With two lists of features, we next need to find which feature in image 1 matches to which feature in image 2. The simplest method to do so is called the Nearest Neighbor Distance Ratio. For every feature in image 1 we find the Euclidean distance to each feature in image 2. The match for the feature from image 1 is to the feature image 2 with the smallest distance. The confidence of the match can be described as 1/(NN1/NN2), where NN1 and NN2 are the distances to the closest neighbor and second closest neighbor.
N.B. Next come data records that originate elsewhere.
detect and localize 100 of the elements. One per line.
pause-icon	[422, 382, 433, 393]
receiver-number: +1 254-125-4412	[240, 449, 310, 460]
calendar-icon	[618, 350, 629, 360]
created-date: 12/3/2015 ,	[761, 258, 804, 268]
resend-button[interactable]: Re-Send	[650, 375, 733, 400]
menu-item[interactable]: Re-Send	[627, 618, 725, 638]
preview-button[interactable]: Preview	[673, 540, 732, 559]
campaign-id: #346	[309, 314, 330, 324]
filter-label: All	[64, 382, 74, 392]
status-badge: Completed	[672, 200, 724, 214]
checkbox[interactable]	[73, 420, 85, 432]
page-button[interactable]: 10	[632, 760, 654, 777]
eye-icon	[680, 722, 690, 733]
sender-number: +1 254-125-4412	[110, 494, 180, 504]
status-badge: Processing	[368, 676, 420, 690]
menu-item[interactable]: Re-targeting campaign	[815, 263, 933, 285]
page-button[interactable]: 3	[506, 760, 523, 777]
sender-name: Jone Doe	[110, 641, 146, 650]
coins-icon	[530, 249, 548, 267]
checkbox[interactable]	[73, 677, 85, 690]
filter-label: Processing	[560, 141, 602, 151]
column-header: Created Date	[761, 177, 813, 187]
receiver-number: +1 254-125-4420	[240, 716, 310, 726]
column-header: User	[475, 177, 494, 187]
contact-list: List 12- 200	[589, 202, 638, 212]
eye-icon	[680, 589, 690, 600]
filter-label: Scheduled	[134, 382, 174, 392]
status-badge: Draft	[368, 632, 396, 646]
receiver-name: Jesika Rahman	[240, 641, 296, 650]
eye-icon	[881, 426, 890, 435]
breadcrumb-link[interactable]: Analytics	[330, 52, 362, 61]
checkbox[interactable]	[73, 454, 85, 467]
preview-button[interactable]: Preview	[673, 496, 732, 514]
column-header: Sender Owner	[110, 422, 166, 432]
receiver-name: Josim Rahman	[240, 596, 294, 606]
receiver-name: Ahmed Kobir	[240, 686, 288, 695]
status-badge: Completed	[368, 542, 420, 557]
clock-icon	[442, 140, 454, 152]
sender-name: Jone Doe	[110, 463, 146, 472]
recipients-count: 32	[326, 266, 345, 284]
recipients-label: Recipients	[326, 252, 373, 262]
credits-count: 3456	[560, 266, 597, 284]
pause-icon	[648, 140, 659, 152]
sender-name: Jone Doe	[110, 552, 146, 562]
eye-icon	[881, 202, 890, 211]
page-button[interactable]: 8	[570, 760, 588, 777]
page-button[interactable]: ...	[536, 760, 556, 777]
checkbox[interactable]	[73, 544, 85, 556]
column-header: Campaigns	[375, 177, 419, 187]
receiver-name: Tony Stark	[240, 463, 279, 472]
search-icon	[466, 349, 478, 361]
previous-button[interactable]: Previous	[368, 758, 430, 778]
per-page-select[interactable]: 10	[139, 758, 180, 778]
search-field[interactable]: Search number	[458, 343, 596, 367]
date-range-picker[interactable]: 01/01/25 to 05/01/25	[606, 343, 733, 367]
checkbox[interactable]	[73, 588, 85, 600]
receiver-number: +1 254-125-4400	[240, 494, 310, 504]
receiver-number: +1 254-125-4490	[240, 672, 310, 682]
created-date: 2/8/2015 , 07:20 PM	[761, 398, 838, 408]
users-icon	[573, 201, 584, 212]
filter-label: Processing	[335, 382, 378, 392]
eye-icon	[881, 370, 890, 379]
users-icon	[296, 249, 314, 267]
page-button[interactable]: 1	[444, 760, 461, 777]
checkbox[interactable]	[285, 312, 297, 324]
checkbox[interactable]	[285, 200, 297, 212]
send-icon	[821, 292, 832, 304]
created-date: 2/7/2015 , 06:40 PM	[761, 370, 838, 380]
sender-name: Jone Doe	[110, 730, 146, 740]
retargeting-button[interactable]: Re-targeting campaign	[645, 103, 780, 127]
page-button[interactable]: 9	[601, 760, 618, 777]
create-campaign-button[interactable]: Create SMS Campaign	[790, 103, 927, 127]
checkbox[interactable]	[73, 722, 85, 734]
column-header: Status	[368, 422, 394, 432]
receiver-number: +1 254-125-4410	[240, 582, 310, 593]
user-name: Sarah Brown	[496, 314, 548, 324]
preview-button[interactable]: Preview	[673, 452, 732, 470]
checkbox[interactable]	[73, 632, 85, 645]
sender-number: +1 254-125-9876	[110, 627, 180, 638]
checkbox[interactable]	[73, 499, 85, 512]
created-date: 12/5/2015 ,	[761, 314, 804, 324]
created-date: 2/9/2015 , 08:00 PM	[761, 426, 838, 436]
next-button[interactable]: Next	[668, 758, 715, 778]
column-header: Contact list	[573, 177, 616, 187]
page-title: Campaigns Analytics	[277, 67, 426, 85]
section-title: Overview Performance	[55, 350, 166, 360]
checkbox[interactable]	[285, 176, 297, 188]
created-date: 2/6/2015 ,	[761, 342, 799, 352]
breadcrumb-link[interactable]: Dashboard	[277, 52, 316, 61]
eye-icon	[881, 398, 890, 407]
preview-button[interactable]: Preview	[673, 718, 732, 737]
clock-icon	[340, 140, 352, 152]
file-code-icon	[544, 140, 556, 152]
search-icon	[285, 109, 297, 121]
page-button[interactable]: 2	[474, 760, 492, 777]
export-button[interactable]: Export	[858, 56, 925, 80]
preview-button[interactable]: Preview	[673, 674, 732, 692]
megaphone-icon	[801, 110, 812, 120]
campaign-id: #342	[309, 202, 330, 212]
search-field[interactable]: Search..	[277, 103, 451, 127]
Sorting the matches by confidence and then taking the top 100 gives us the top 100 matches.
% Image derivatives
[Ix Iy] = imgradientxy(image);
% Blur derivatives
Ix = imgaussfilt(Ix, blurSigma);
Iy = imgaussfilt(Iy, blurSigma);
% Derivative products
Ixx = Ix.^2;
Iyy = Iy.^2;
Ixy = Ix.*Iy;
% Blur derivative products
Ixx = imgaussfilt(Ixx, blurSigma);
Iyy = imgaussfilt(Iyy, blurSigma);
Ixy = imgaussfilt(Ixy, blurSigma);
% Harris response matrix
harrisResponse = (Ixx.*Iyy) - (Ixy.^2) - (alpha*((Ixx+Iyy).^2));
% Threshold and non maximal suppression
threshold = 0.1*max(harrisResponse(:));
maxFilter = colfilt(harrisResponse, [maximaSize,maximaSize], 'sliding', @max);
corners = (harrisResponse==maxFilter)&(harrisResponse>threshold);
% Cut out patch
imagePatch = image(rowTop:rowBot,colLeft:colRight);
% Get dir and mag of keypoint
[imagePatchGradMag, imagePatchGradDir] = imgradient(imagePatch);
% Hold the current feature
feature = [];
% Get gradient mag and dir
[imagePatchGradMag, imagePatchGradDir] = imgradient(imagePatch);
% Get each cell
for cellRow=0:3
for cellColumn=0:3
% Cut out gradient mag/dir of cell
gradMag = imagePatchGradMag((cellRow*cellDimension)+1:((cellRow+1)*cellDimension),
(cellColumn*cellDimension)+1:((cellColumn+1)*cellDimension));
gradDir = imagePatchGradDir((cellRow*cellDimension)+1:((cellRow+1)*cellDimension),
(cellColumn*cellDimension)+1:((cellColumn+1)*cellDimension));
% Histogram array
histo = zeros(1,8);
for i=1:cellDimension
for j=1:cellDimension
% Get mag and dir
dir = gradDir(i,j);
mag = gradMag(i,j);
%%%% Pick histogram bin based on dir (not shown for space reasons)
% Add to bin
histo(histoIndex) = histo(histoIndex) + (mag);
end
end
% Add histogram to feature
feature = [feature histo];
end
end
% Normalize feature, clamp, renormaliz
feature = normalize(feature);
feature(feature>threshold) = threshold;
feature = normalize(feature);
% Add to features
features = [features; feature];
for i=1:size(features1,1)
% Get feature from features1
refFeature = features1(i,:);
% Hold distances
distances = [];
% Get distance to each feature in features2
for j=1:size(features2,1)
testFeature = features2(j,:);
featureDist = sqrt(sum((refFeature - testFeature) .^ 2));
if isnan(featureDist)
featureDist = 0;
end
distances = [distances; featureDist];
end
% Sort from lowest distance to highest
[distances, indecies] = sort(distances, 'ascend');
% Confidences are the inverse ratio of the two distances
confidence = 1/(distances(1)/distances(2));
% Add match to list of matches
match = [i indecies(1)];
matches = [matches; match];
% Add confidence
confidences = [confidences; confidence];
end
With cheat points and using my own of SIFT and feature point I got 72% accuracy. This tells me that these parts of my code worked great. When I implemented my Harris Corner Detector, my accuracy dropped to about 12%. Upon examining the results of my corner detector, the corners looked very "cornery" and yet, features were matched very incorrectly. I could never figure out why this was the case. Each individual part worked correctly, but all together they did not work.